Luk the following modified line corrects the DFT magnitude scale problem:

 signal = vertcat(padding, fftshift(ir_filter), padding);

While concatenating the filter impulse response into the zero paded signal, you loose the symmetry and the consequent multiplication with the symmetrical window (Blackman forexample) therefore reduces your filter much more than it should. By using the fftshift there, I'm guiding the zero padded signal into a symmetric final form.

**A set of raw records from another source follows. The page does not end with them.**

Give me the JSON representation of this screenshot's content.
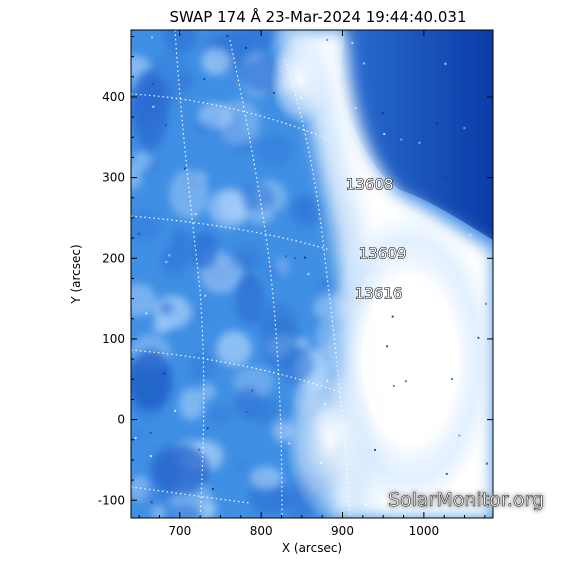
{
  "title": "SWAP 174 Å 23-Mar-2024 19:44:40.031",
  "xlabel": "X (arcsec)",
  "ylabel": "Y (arcsec)",
  "x_ticks": [
    {
      "value": 700,
      "label": "700"
    },
    {
      "value": 800,
      "label": "800"
    },
    {
      "value": 900,
      "label": "900"
    },
    {
      "value": 1000,
      "label": "1000"
    }
  ],
  "y_ticks": [
    {
      "value": 400,
      "label": "400"
    },
    {
      "value": 300,
      "label": "300"
    },
    {
      "value": 200,
      "label": "200"
    },
    {
      "value": 100,
      "label": "100"
    },
    {
      "value": 0,
      "label": "0"
    },
    {
      "value": -100,
      "label": "-100"
    }
  ],
  "xlim": [
    640,
    1085
  ],
  "ylim": [
    -122,
    483
  ],
  "active_regions": [
    {
      "label": "13608",
      "x": 904,
      "y": 285
    },
    {
      "label": "13609",
      "x": 920,
      "y": 200
    },
    {
      "label": "13616",
      "x": 915,
      "y": 150
    }
  ],
  "watermark": "SolarMonitor.org",
  "colors": {
    "image_base": "#3d8fe6",
    "image_dark": "#0b3ca8",
    "image_bright": "#ffffff",
    "grid_line": "#ffffff",
    "axis": "#000000"
  }
}
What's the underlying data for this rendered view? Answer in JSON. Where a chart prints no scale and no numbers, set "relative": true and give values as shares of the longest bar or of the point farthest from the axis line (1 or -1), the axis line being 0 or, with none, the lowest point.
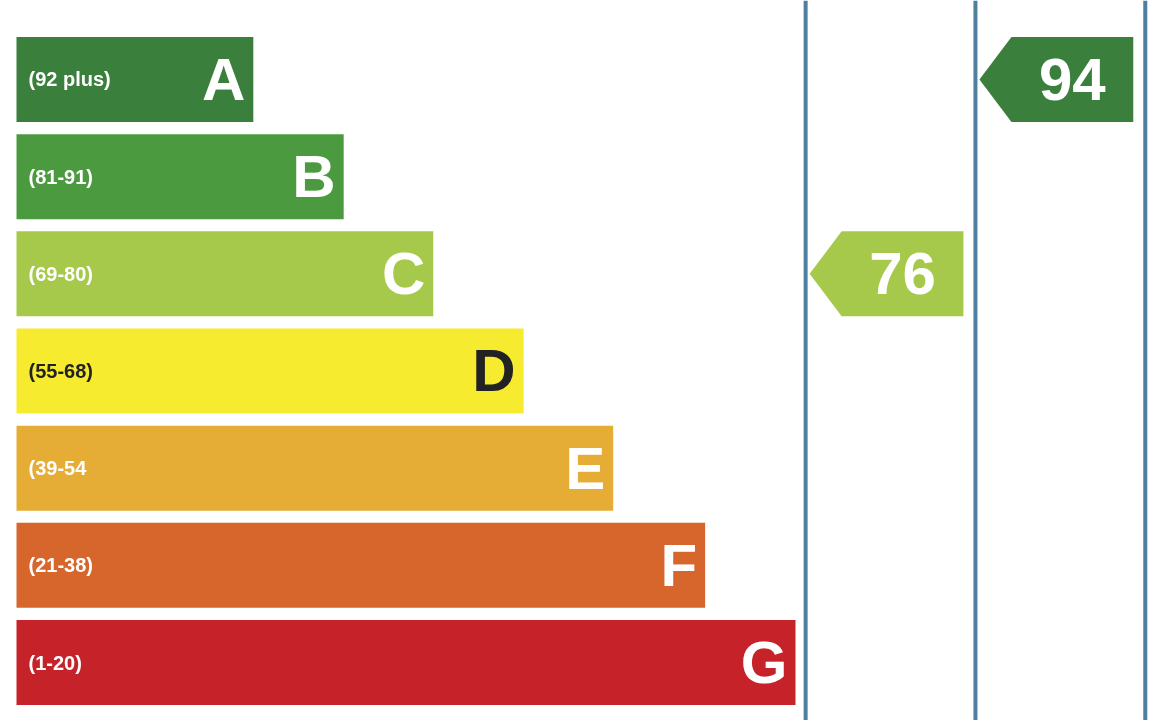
{
  "chart_data": {
    "type": "bar",
    "orientation": "horizontal",
    "relative": true,
    "grid": false,
    "categories": [
      "(92 plus)",
      "(81-91)",
      "(69-80)",
      "(55-68)",
      "(39-54",
      "(21-38)",
      "(1-20)"
    ],
    "values": [
      0.304,
      0.42,
      0.535,
      0.651,
      0.766,
      0.884,
      1
    ],
    "colors": [
      "#3b7f3d",
      "#4c9a40",
      "#a7c94b",
      "#f7eb30",
      "#e5ad36",
      "#d7662d",
      "#c5222a"
    ],
    "annotations": [
      {
        "text": "A",
        "x": 0.304,
        "y": "(92 plus)"
      },
      {
        "text": "B",
        "x": 0.42,
        "y": "(81-91)"
      },
      {
        "text": "C",
        "x": 0.535,
        "y": "(69-80)"
      },
      {
        "text": "D",
        "x": 0.651,
        "y": "(55-68)"
      },
      {
        "text": "E",
        "x": 0.766,
        "y": "(39-54"
      },
      {
        "text": "F",
        "x": 0.884,
        "y": "(21-38)"
      },
      {
        "text": "G",
        "x": 1,
        "y": "(1-20)"
      },
      "76",
      "94"
    ]
  }
}
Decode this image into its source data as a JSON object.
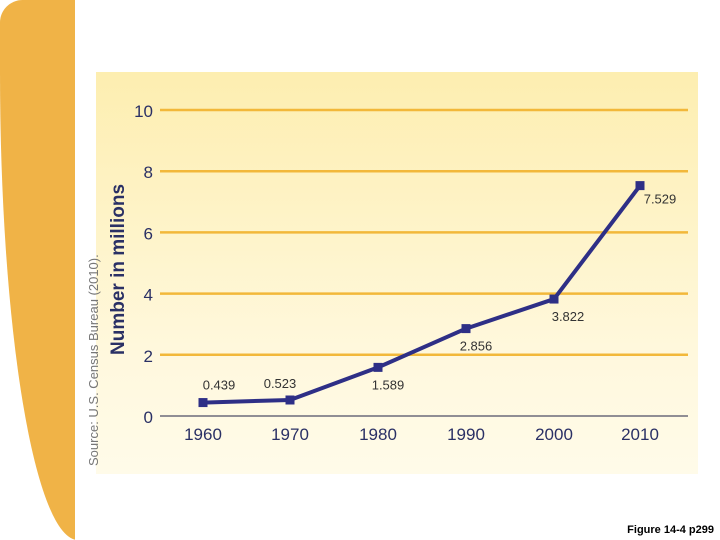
{
  "caption": "Figure 14-4 p299",
  "source": "Source: U.S. Census Bureau (2010).",
  "colors": {
    "band": "#f0b347",
    "grid": "#f2b83a",
    "line": "#2e2f86",
    "text": "#2a3065",
    "label": "#333333"
  },
  "chart_data": {
    "type": "line",
    "title": "",
    "xlabel": "",
    "ylabel": "Number in millions",
    "categories": [
      "1960",
      "1970",
      "1980",
      "1990",
      "2000",
      "2010"
    ],
    "series": [
      {
        "name": "Number in millions",
        "values": [
          0.439,
          0.523,
          1.589,
          2.856,
          3.822,
          7.529
        ]
      }
    ],
    "value_labels": [
      "0.439",
      "0.523",
      "1.589",
      "2.856",
      "3.822",
      "7.529"
    ],
    "ylim": [
      0,
      10
    ],
    "yticks": [
      0,
      2,
      4,
      6,
      8,
      10
    ],
    "grid": true
  }
}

Note also that, when you generate the impulse response via the line

ir_filter = filter(b,1,unit_pulse);

it won't give you a symmetrical result.

Finally, your spectrum computation is also wrong and the following is the corrected line:

 spectrum_2side = abs(fftshift(fft(windowed_signal)));

If you want to see the conventional DTFT / DFT reslt, then do not divide by the DFT length. Also use the magnitude for display, unless you want to inspect th real part exclusively.

Answer 2

Short answer::

Use

freqz(coeff)

Long answer:

To plot the frequency response for a filter (which is a continuous function) you would use the Discrete Time Fourier Transform (DTFT), not the Discrete Fourier Transform (DFT) which is a discrete function. The FFT is an algorithm that implements the DFT. The difference between the DTFT and the DFT is that the DTFT is a summation from $-\infty% to $+\infty% while the DFT is a summation only over N samples. This is given in the formulas below.

DTFT: $$X(e^{j\omega}) = \sum_{n=-\infty}^{\infty}x[n]e^{-j\omega n}$$

DFT: $$X(k) = \sum_{n=0}^{N-1}x[n]e^{-j\omega_o n}$$

with k = 0,1,2 ... N-1 and $\omega_o = \frac{2\pi}{N}$

The DFT is a sampled version of the DTFT (the samples of the DFT are on the DTFT). You can approximate the DTFT using the DFT with zero padding (as that emulates extending the time domain to $\pm \infty$); the more zeros you add, the more samples will be interpolated in the frequency domain, and all samples will be samples on the DTFT. (So not just the next power of 2 as the OP has done, which is done to use the fft algorithm more efficiently, but enough to visually interpolate the entire spectrum. Note this does NOT increase frequency resolution but plots more samples on the underlying DTFT).

The freqz in Matlab/Octave and Python command also given above returns the frequency response and is the simplest approach.